Within the context analysed, I believe that what is needed to start the project is the change from a specific perspective to a global perspective on the issue.
Here are some reasons why the project should really be implemented:
Trains are a sustainable means of transport.
Whether used as freight transport or as a vehicle for urban mobility, rail networks contribute to the reduction of automobile traffic, freeing society of the urban chaos that all major capitals and major cities have.
It is a convenient, fast, efficient means of transport and at affordable prices.
Above all, it reduces the carbon footprint in the atmosphere – a factor that directly affects the environment due to its lower impact – and improves health and quality of life of the population.
The Mediterranean Corridor is a European project
All perspectives addressed in the previous sections consider the Mediterranean Corridor as a Spanish project. While the works must be performed in Spanish territory, the project is European and, therefore, must not take into consideration only the Spanish perspective. The approach that should taken towards the project is the importance of Spain’s participation and contribution to the European Union.
Strengthening the European Union
We must not overlook that all European projects, as they are, are a tool through which the Member States can channel their great capacity to collaborate with each other.
The European Union is and will always be the best proof in the world, with its mistakes and achievements, that it is possible to be a continent with an integrated and homogeneous area where each country preserves its identity.
Europe shows the rest of the world, day after day, the unity among the countries that are part of the European Union, able to give up their private interests for something much greater: mutual benefit, through their constant integration processes.

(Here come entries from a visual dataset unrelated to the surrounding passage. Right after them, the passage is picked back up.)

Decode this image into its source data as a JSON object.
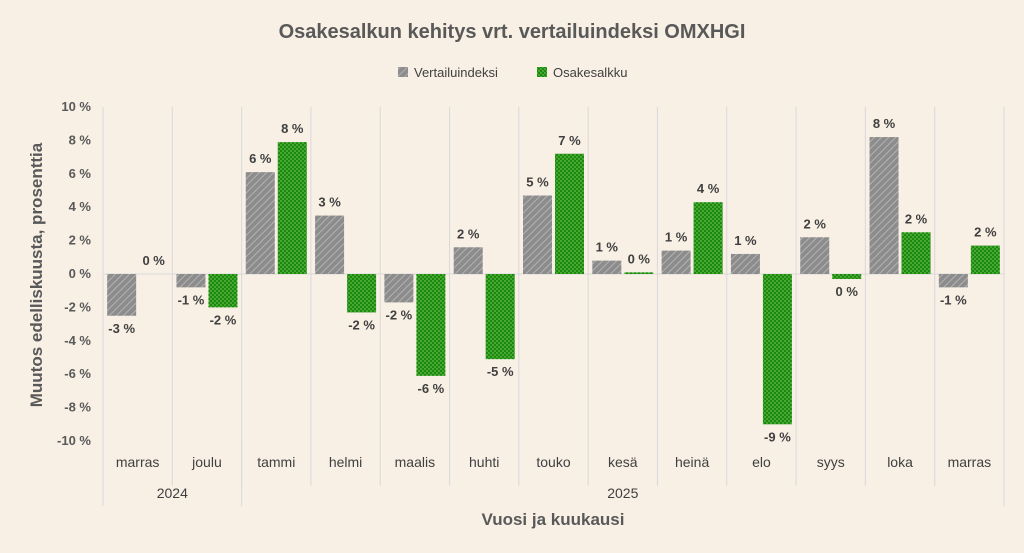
{
  "chart_data": {
    "type": "bar",
    "title": "Osakesalkun kehitys vrt. vertailuindeksi OMXHGI",
    "xlabel": "Vuosi ja kuukausi",
    "ylabel": "Muutos edelliskuusta, prosenttia",
    "ylim": [
      -10,
      10
    ],
    "yticks": [
      "10 %",
      "8 %",
      "6 %",
      "4 %",
      "2 %",
      "0 %",
      "-2 %",
      "-4 %",
      "-6 %",
      "-8 %",
      "-10 %"
    ],
    "ytick_values": [
      10,
      8,
      6,
      4,
      2,
      0,
      -2,
      -4,
      -6,
      -8,
      -10
    ],
    "categories": [
      "marras",
      "joulu",
      "tammi",
      "helmi",
      "maalis",
      "huhti",
      "touko",
      "kesä",
      "heinä",
      "elo",
      "syys",
      "loka",
      "marras"
    ],
    "year_groups": [
      {
        "label": "2024",
        "count": 2
      },
      {
        "label": "2025",
        "count": 11
      }
    ],
    "legend_position": "top",
    "grid": "vertical category separators",
    "series": [
      {
        "name": "Vertailuindeksi",
        "color": "#8c8c8c",
        "pattern": "diagonal-hatch",
        "values": [
          -2.5,
          -0.8,
          6.1,
          3.5,
          -1.7,
          1.6,
          4.7,
          0.8,
          1.4,
          1.2,
          2.2,
          8.2,
          -0.8
        ],
        "labels": [
          "-3 %",
          "-1 %",
          "6 %",
          "3 %",
          "-2 %",
          "2 %",
          "5 %",
          "1 %",
          "1 %",
          "1 %",
          "2 %",
          "8 %",
          "-1 %"
        ]
      },
      {
        "name": "Osakesalkku",
        "color": "#1a8a0a",
        "pattern": "dotted",
        "values": [
          0,
          -2.0,
          7.9,
          -2.3,
          -6.1,
          -5.1,
          7.2,
          0.1,
          4.3,
          -9.0,
          -0.3,
          2.5,
          1.7
        ],
        "labels": [
          "0 %",
          "-2 %",
          "8 %",
          "-2 %",
          "-6 %",
          "-5 %",
          "7 %",
          "0 %",
          "4 %",
          "-9 %",
          "0 %",
          "2 %",
          "2 %"
        ]
      }
    ]
  }
}
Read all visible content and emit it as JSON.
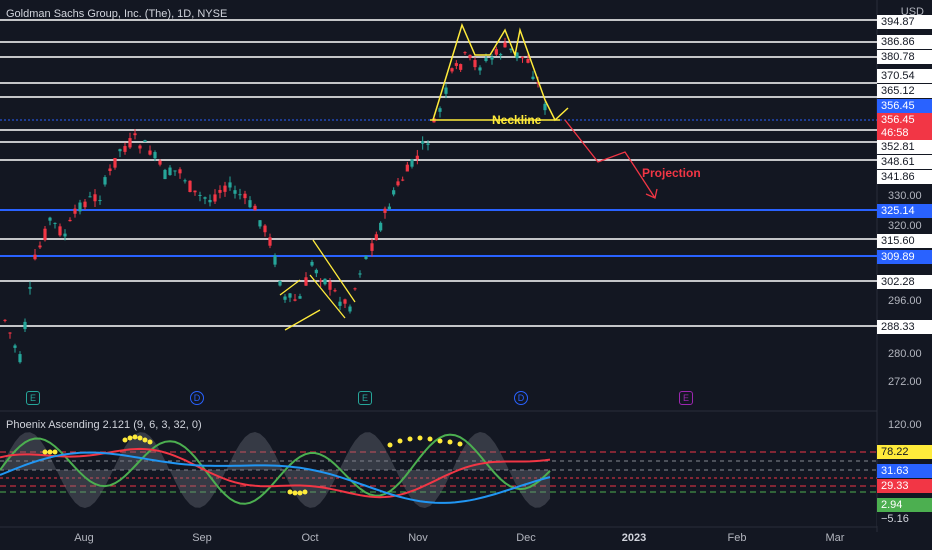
{
  "header": {
    "title": "Goldman Sachs Group, Inc. (The), 1D, NYSE",
    "currency": "USD"
  },
  "indicator": {
    "label": "Phoenix Ascending 2.121 (9, 6, 3, 32, 0)"
  },
  "price_axis": {
    "ticks": [
      "330.00",
      "320.00",
      "296.00",
      "280.00",
      "272.00"
    ],
    "level_boxes": [
      {
        "label": "394.87",
        "style": "white"
      },
      {
        "label": "386.86",
        "style": "white"
      },
      {
        "label": "380.78",
        "style": "white"
      },
      {
        "label": "370.54",
        "style": "white"
      },
      {
        "label": "365.12",
        "style": "white"
      },
      {
        "label": "356.45",
        "style": "blue"
      },
      {
        "label": "356.45",
        "style": "red"
      },
      {
        "label": "46:58",
        "style": "red"
      },
      {
        "label": "352.81",
        "style": "white"
      },
      {
        "label": "348.61",
        "style": "white"
      },
      {
        "label": "341.86",
        "style": "white"
      },
      {
        "label": "325.14",
        "style": "blue"
      },
      {
        "label": "315.60",
        "style": "white"
      },
      {
        "label": "309.89",
        "style": "blue"
      },
      {
        "label": "302.28",
        "style": "white"
      },
      {
        "label": "288.33",
        "style": "white"
      }
    ]
  },
  "indicator_axis": {
    "ticks": [
      "120.00"
    ],
    "boxes": [
      {
        "label": "78.22",
        "style": "yellow"
      },
      {
        "label": "31.63",
        "style": "blue"
      },
      {
        "label": "29.33",
        "style": "red"
      },
      {
        "label": "2.94",
        "style": "green"
      },
      {
        "label": "−5.16",
        "style": "dark"
      }
    ]
  },
  "time_axis": [
    "Aug",
    "Sep",
    "Oct",
    "Nov",
    "Dec",
    "2023",
    "Feb",
    "Mar"
  ],
  "events": [
    {
      "letter": "E",
      "kind": "earnings"
    },
    {
      "letter": "D",
      "kind": "dividend"
    },
    {
      "letter": "E",
      "kind": "earnings"
    },
    {
      "letter": "D",
      "kind": "dividend"
    },
    {
      "letter": "E",
      "kind": "upcoming"
    }
  ],
  "annotations": {
    "neckline": "Neckline",
    "projection": "Projection"
  },
  "colors": {
    "background": "#131722",
    "up_candle": "#26a69a",
    "down_candle": "#f23645",
    "pattern_lines": "#ffeb3b",
    "projection": "#f23645",
    "support_blue": "#2962ff"
  }
}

The change in awareness and the current orientation of international diplomacy coupled with European projects, a result of these changes based in development cooperation, show the world that the European Union is a reality and not a utopia.
From there, it makes sense to think of and position the Mediterranean Corridor as a global project that will surely bear fruit not only to Spain and especially Valencia, but also to other countries of the continent and the world.
Finally, as an individual, I would like to say that during my first years in Spain I lived in Valencia. Although I have chosen to live in Madrid for many reasons, including career opportunities, the convenience of living in the capital where you can find all types of products and services for consumption, easy access to all types of public transport, daily immersion in Spanish culture fascinates me, and so on, there are times I need to go back to Valencia for a few days to find the balance needed to face life in an unstoppable capital and recharge my batteries near the Mediterranean sea, which I love.
Those who, like me, live or have lived in Valencia, carry in their souls the sweetness of the mandarin fields of Castellón, the smell of orange blossom that in this time of year, the unique taste of paellas made in coastal towns, where one wants to spend a few days to relax and above all, the unmistakable texture and freshness on the palate of horchata (tiger nut milk) with lemon crushed ice, my true addiction.
The epicentre of the debate on the potential of Valencia’s economy to Spain around the Mediterranean Corridor relying mainly on agriculture is absolutely sterile.
Valencia exports more than citrus, rice and tiger nuts.
How could we not share these pleasant and unforgettable sensations with other countries?